Décontracté, le film s’autorise une déviation vers la comédie romantique,
abandonnant les tartes dans la gueule et les coups de pression pour des moments
absolument consternants de naïveté. Soit. Ça n’est pas vraiment un souci étant
donné que le film ne perd jamais de vue son objectif : donner une
dimension mythologique à ce va-nu-pied qui va devenir, évidemment, le boss des
boss du trafic de tronc d'arbre.
À noter deux chansons absolument géniales dans
le tas, il y en a d’autres, mais elles sont quand même moins cool ! Il y a
donc la chanson qui installe le héros et la menace qu’il représente...
...et une autre plus légère où sa dimension sexy est mise en avant !

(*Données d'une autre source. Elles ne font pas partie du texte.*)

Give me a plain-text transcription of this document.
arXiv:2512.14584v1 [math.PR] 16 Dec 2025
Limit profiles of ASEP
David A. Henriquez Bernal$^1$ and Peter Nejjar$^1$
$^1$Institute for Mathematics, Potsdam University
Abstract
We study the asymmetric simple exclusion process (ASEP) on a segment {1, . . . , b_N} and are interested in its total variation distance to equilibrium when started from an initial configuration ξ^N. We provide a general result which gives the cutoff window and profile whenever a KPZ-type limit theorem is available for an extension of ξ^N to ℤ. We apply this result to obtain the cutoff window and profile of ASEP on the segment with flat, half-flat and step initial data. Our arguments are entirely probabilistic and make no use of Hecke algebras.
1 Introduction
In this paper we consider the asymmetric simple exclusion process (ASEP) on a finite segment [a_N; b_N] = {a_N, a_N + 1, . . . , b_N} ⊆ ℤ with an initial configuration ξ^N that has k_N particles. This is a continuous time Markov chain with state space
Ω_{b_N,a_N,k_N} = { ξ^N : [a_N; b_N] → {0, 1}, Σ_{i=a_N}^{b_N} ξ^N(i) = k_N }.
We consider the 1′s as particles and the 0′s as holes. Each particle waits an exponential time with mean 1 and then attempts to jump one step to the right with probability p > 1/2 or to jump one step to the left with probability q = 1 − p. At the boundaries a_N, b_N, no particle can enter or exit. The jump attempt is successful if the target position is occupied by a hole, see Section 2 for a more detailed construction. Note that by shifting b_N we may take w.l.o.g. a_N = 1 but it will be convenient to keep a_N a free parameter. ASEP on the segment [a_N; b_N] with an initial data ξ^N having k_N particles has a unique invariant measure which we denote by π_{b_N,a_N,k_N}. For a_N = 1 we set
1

Au final, le film n’atteint peut-être pas
l’ampleur du diptyque KGF, mais il reste une récréation fort amusante, soutenue
par des acteurs qui font le taf, la plupart n’ayant qu’à montrer leurs trognes. Le film bénéficie également d'une superbe facture technique, et puis il propose surtout des bagarres aux chorégraphies
inventives et surprenantes… dont certaines... ah ah, non je vous raconte pas. Merde, vous avez qu'à voir le
film !
Je vous coule juste la goules des méchants... bordel, oubliez ce que je viens d'écrire, ça sert à rien de mégoter, c'est absolument mortel.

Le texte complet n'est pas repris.